Generally speaking, organizations that handle matters in-house have to contend with higher setup costs and make greater investments, but they expect to have lower operating costs in subsequent years. Given the ever-growing threats to security and privacy, organizations need to take every precaution to protect their data, and so there should be no economizing when it comes to data centers. But with money being tight, funding difficult to obtain, and the economy in poor shape, the setup costs present a challenge for many organizations. And that’s not all.
Our extensive research into the cost of in-house and external data centers and server rooms shows that for larger organizations the operating costs of an in-house data center are as high as those of an external data center. For smaller organizations, with only 7-8 racks, operating costs are somewhat lower if they have an in-house data center than if they have an external partner. Given that the investment they make lasts for about 10 years, this means there is a large question mark. It is also important to remember that, in addition to a quality server room or data center, there also needs to be a disaster fall-back solution, in other words a second server room or data center, in order to be really safe.

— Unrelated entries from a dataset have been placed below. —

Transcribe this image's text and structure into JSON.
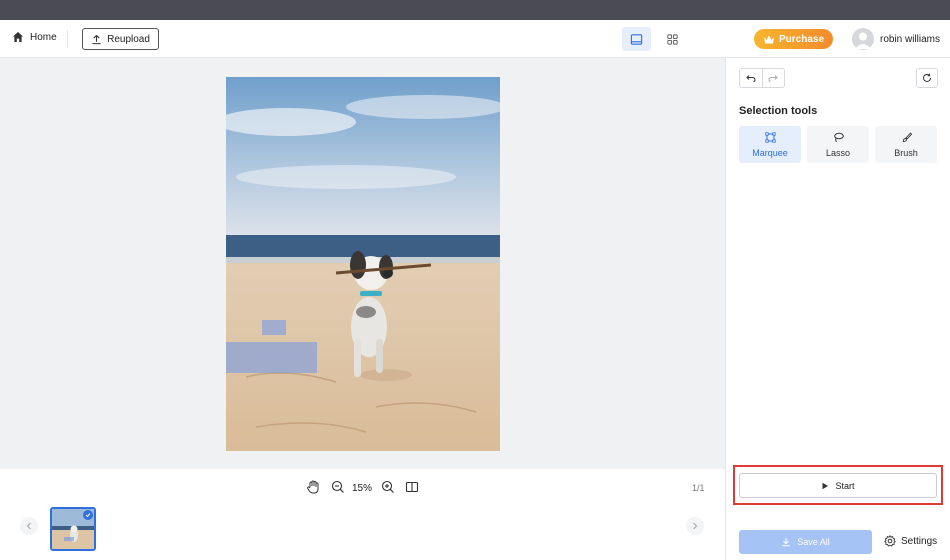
{
  "header": {
    "home_label": "Home",
    "reupload_label": "Reupload",
    "purchase_label": "Purchase",
    "user_name": "robin williams"
  },
  "toolbar": {
    "zoom_level": "15%",
    "page_count": "1/1"
  },
  "panel": {
    "selection_title": "Selection tools",
    "tools": [
      {
        "label": "Marquee",
        "icon": "marquee-icon",
        "active": true
      },
      {
        "label": "Lasso",
        "icon": "lasso-icon",
        "active": false
      },
      {
        "label": "Brush",
        "icon": "brush-icon",
        "active": false
      }
    ],
    "start_label": "Start",
    "save_all_label": "Save All",
    "settings_label": "Settings"
  },
  "colors": {
    "accent": "#2f6fde",
    "highlight": "#e03a37",
    "purchase_start": "#f6b62e",
    "purchase_end": "#f28b2b"
  }
}
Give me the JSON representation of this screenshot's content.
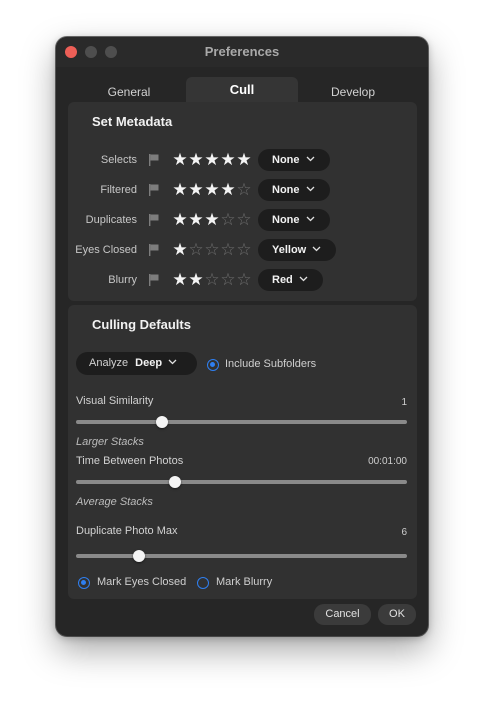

We presented our research to some larger companies, which confirmed the numbers. They felt the numbers might even have underestimated the true situation: the operating expenses of an in-house data center are probably higher than those associated with an external partner, rather than being comparable, given the lack of economies of scale. Moreover, one IT manager of a listed company admitted that in these difficult economic times he had trouble convincing his CEO of the need for certain investments in their in-house data center. He felt that data protection at their organization was not up to scratch. A quality external data center has data protection and privacy as its core business, and so I can imagine that outsourcing reduces stress levels for some IT managers, because they know for sure that their data is secure and will remain so, no matter what new threats appear on the horizon. Plus there is, as always, the issue of politics, when it comes to insourcing or outsourcing.